= Matthew Kuti =

Nigerian table tennis player

Matthew Kuti is a professional Nigerian table tennis player.

== Early life and career ==
Kuti began his table tennis career in Lagos State, where he quickly gained recognition in national competitions. He won the Cadet and Mini-Cadet championships before attracting international attention in 2022 by winning the U-13 and U-11 titles at the WTT Youth Contender in Cairo, Egypt.

Kuti has won four out of five major table tennis tournaments in Nigeria. His recent victories include the 10th Elicris Table Tennis Cup and the Molade Okoya-Thomas Cup.

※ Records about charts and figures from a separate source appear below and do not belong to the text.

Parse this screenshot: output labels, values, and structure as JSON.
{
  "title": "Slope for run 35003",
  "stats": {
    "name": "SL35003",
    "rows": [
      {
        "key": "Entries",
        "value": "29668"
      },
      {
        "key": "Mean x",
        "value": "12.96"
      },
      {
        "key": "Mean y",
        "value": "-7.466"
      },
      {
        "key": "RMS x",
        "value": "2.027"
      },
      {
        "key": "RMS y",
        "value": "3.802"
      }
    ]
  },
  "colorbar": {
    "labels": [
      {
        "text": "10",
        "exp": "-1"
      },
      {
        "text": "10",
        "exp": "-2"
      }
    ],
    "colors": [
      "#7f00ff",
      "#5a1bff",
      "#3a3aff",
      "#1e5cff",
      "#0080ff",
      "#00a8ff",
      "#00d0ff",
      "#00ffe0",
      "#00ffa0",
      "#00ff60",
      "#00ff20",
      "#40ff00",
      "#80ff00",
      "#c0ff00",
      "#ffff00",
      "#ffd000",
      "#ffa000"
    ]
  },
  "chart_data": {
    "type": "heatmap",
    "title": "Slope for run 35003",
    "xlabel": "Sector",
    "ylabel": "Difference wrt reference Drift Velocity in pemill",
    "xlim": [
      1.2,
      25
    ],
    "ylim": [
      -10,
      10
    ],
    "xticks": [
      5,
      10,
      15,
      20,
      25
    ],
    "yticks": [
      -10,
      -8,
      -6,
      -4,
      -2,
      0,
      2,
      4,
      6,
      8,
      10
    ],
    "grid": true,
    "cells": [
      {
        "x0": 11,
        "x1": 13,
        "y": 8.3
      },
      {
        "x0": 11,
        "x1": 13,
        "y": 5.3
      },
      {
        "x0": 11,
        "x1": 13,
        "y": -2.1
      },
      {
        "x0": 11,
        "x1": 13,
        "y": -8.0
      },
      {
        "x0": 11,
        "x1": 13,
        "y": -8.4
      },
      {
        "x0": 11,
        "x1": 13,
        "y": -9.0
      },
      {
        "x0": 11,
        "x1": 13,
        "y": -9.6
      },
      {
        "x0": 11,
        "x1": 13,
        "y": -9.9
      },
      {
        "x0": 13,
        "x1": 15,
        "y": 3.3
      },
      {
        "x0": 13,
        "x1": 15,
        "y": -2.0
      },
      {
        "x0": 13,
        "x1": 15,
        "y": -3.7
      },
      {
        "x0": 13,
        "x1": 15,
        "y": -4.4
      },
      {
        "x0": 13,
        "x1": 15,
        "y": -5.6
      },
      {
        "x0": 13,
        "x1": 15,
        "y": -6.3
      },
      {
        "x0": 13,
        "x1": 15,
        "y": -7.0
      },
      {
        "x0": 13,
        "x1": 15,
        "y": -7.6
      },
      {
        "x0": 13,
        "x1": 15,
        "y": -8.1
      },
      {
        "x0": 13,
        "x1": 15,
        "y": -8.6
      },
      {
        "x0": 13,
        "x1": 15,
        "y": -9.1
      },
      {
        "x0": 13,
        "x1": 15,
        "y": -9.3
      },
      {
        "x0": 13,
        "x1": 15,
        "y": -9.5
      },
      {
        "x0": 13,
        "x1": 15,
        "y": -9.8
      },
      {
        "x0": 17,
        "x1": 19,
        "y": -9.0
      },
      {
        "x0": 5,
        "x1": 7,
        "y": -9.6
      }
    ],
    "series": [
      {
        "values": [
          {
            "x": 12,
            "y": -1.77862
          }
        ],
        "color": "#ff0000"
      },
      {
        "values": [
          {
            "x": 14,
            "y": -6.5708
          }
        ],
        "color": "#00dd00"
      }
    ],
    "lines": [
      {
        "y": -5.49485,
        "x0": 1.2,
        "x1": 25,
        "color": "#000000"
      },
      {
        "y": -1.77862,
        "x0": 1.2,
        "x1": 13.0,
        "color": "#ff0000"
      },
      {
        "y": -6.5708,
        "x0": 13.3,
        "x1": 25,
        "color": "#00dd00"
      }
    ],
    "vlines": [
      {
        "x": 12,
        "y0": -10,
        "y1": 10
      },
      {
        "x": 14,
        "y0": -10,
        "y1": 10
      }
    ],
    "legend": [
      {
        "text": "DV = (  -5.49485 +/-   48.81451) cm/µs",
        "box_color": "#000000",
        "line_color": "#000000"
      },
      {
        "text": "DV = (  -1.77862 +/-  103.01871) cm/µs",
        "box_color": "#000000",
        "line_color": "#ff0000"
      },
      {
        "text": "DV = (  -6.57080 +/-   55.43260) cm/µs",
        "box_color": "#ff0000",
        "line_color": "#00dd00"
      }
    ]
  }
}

Internationally, Kuti earned a silver medal at the African Championships in 2024 and 2025, held in Tunis and Addis Ababa, respectively. He also represented Nigeria at the 2023 African Games. He is set to compete in the 2025 African Cup in Tunisia, with the aim of qualifying for the 2025 ITTF World Cup in Macao.

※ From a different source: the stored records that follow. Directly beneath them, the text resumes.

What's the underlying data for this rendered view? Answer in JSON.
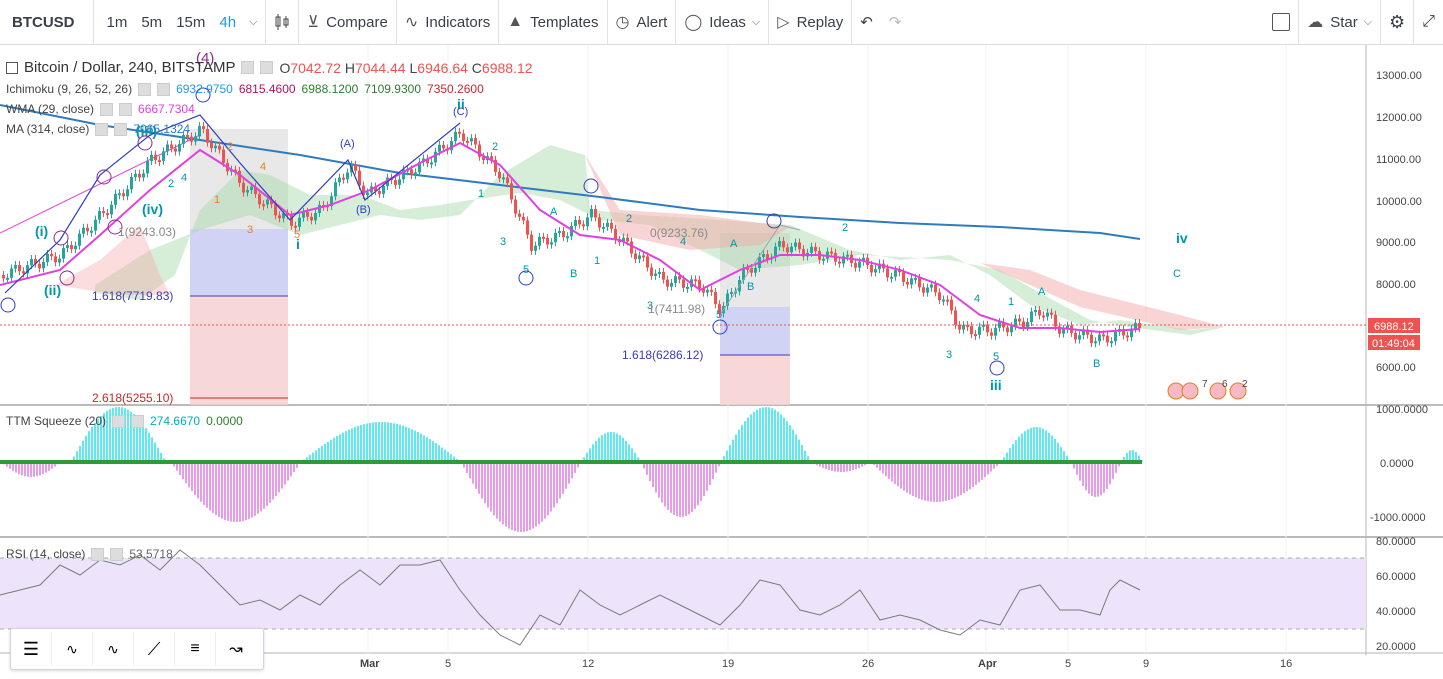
{
  "toolbar": {
    "symbol": "BTCUSD",
    "intervals": [
      "1m",
      "5m",
      "15m",
      "4h"
    ],
    "active_interval": "4h",
    "compare": "Compare",
    "indicators": "Indicators",
    "templates": "Templates",
    "alert": "Alert",
    "ideas": "Ideas",
    "replay": "Replay",
    "star": "Star"
  },
  "legend": {
    "title": "Bitcoin / Dollar, 240, BITSTAMP",
    "o_label": "O",
    "o": "7042.72",
    "h_label": "H",
    "h": "7044.44",
    "l_label": "L",
    "l": "6946.64",
    "c_label": "C",
    "c": "6988.12",
    "ichimoku": "Ichimoku (9, 26, 52, 26)",
    "ichimoku_vals": [
      "6932.9750",
      "6815.4600",
      "6988.1200",
      "7109.9300",
      "7350.2600"
    ],
    "wma": "WMA (29, close)",
    "wma_val": "6667.7304",
    "ma": "MA (314, close)",
    "ma_val": "7065.1324"
  },
  "price_axis": {
    "ticks": [
      "13000.00",
      "12000.00",
      "11000.00",
      "10000.00",
      "9000.00",
      "8000.00",
      "6000.00"
    ],
    "last_price": "6988.12",
    "countdown": "01:49:04"
  },
  "time_axis": [
    "Mar",
    "5",
    "12",
    "19",
    "26",
    "Apr",
    "5",
    "9",
    "16"
  ],
  "fib": {
    "left": [
      "1(9243.03)",
      "1.618(7719.83)",
      "2.618(5255.10)"
    ],
    "right": [
      "0(9233.76)",
      "1(7411.98)",
      "1.618(6286.12)"
    ]
  },
  "waves": {
    "big_4": "(4)",
    "labels_roman": [
      "(i)",
      "(ii)",
      "(iii)",
      "(iv)",
      "ii",
      "iii",
      "iv",
      "i"
    ],
    "labels_small": [
      "(A)",
      "(B)",
      "(C)",
      "A",
      "B",
      "C",
      "1",
      "2",
      "3",
      "4",
      "5"
    ]
  },
  "ttm": {
    "label": "TTM Squeeze (20)",
    "v1": "274.6670",
    "v2": "0.0000",
    "ticks": [
      "1000.0000",
      "0.0000",
      "-1000.0000"
    ]
  },
  "rsi": {
    "label": "RSI (14, close)",
    "value": "53.5718",
    "ticks": [
      "80.0000",
      "60.0000",
      "40.0000",
      "20.0000"
    ]
  },
  "events": [
    "7",
    "6",
    "2"
  ],
  "colors": {
    "accent": "#2196f3",
    "up_candle": "#26a69a",
    "down_candle": "#ef5350",
    "wma": "#e040e0",
    "ma": "#2e7bbf",
    "rsi_band": "#ede3fb",
    "ttm_up": "#5ee8f0",
    "ttm_down": "#e79bea",
    "price_label": "#ef5350"
  },
  "drawbar_tools": [
    "horizontal-lines",
    "elliott-impulse",
    "elliott-abc",
    "trend-line",
    "pitchfork",
    "path"
  ]
}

In July 2025, Matthew Kuti emerged as the first West African player to successfully defend the men’s singles title at the 2025 West African Table Tennis championships at the Molade Okoya-Thomas Hall, Teslim Balogun Stadium, Lagos. He reaffirmed his supremacy by overcoming compatriot Abdulbasit Abdulfatai 4-1 (7-11, 11-6, 11-9, 11-7, 11-7) in the final of the Men's Singles.